Bareskrim Polri Tangkap Kasat Narkoba Polres Tangerang Selatan, Dugaan Penyalahgunaan Wewenang dan Peredaran Narkoba Diguncang Sorotan Publik

Bareskrim Polri Tangkap Kasat Narkoba Polres Tangerang Selatan, Dugaan Penyalahgunaan Wewenang dan Peredaran Narkoba Diguncang Sorotan Publik 1JAKARTA, kabarSBI.com – Direktorat Tindak Pidana Narkoba Bareskrim Polri kembali menunjukkan komitmennya dalam membersihkan institusi dari praktik penyimpangan. Kepala Satuan Reserse Narkoba Polres Tangerang Selatan, AKP Pardiman, diamankan oleh tim gabungan Bareskrim Polri atas dugaan keterlibatan dalam peredaran gelap narkotika, penyalahgunaan narkoba, serta dugaan penyalahgunaan kewenangan dalam proses penegakan hukum.

Penangkapan tersebut dipimpin langsung oleh tim gabungan yang dikomandoi Kasubdit IV Dittipid Narkoba Bareskrim Polri Kombes Pol Handik Zusen bersama Kasatgas NIC Kombes Pol Kevin Leleury. Direktur Tindak Pidana Narkoba Bareskrim Polri Brigjen Pol Eko Hadi Santoso membenarkan bahwa selain AKP Pardiman, turut diamankan enam anggota Satresnarkoba Polres Tangerang Selatan dan seorang anggota Polda Aceh yang diduga memiliki keterkaitan dalam perkara tersebut.

Menurut Brigjen Pol Eko Hadi Santoso, para terduga diamankan terkait dugaan tindak pidana peredaran gelap narkotika, penyalahgunaan narkoba, serta dugaan penyalahgunaan wewenang dalam pelaksanaan penegakan hukum di bidang narkotika. Kasus ini menjadi perhatian serius karena melibatkan aparat yang seharusnya berada di garda terdepan dalam pemberantasan narkoba, namun justru diduga menyalahgunakan jabatan dan kepercayaan yang diberikan negara.

Hingga saat ini, Bareskrim Polri masih melakukan pemeriksaan intensif terhadap seluruh pihak yang diamankan. Penyidik juga terus mendalami kronologi, jaringan yang diduga terlibat, serta kemungkinan adanya pihak lain yang memiliki keterkaitan dalam perkara tersebut. Kepolisian menegaskan proses hukum akan dilakukan secara profesional, transparan, dan tanpa pandang bulu sesuai ketentuan perundang-undangan.

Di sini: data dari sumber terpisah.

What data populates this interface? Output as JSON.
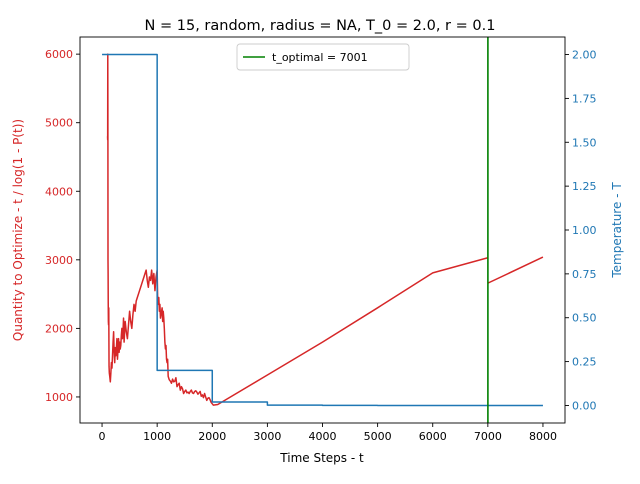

Peristiwa ini menjadi ujian penting bagi komitmen Polri dalam melakukan pembenahan internal dan menjaga integritas institusi. Penindakan terhadap anggota yang diduga terlibat tindak pidana merupakan bagian dari upaya penegakan hukum yang berkeadilan serta menjaga kepercayaan masyarakat terhadap institusi Kepolisian Republik Indonesia. Masyarakat juga menaruh harapan agar pengusutan perkara dilakukan secara tuntas hingga seluruh fakta hukum terungkap di persidangan.

Bareskrim Polri diharapkan mampu mengungkap secara menyeluruh konstruksi perkara, termasuk apabila ditemukan adanya jaringan yang lebih luas maupun praktik penyalahgunaan kewenangan dalam penanganan perkara narkotika. Publik kini menantikan hasil penyidikan yang objektif, transparan, dan akuntabel sebagai bukti bahwa tidak ada ruang bagi siapa pun yang terlibat tindak pidana, termasuk aparat penegak hukum, untuk menghindari proses hukum yang berlaku.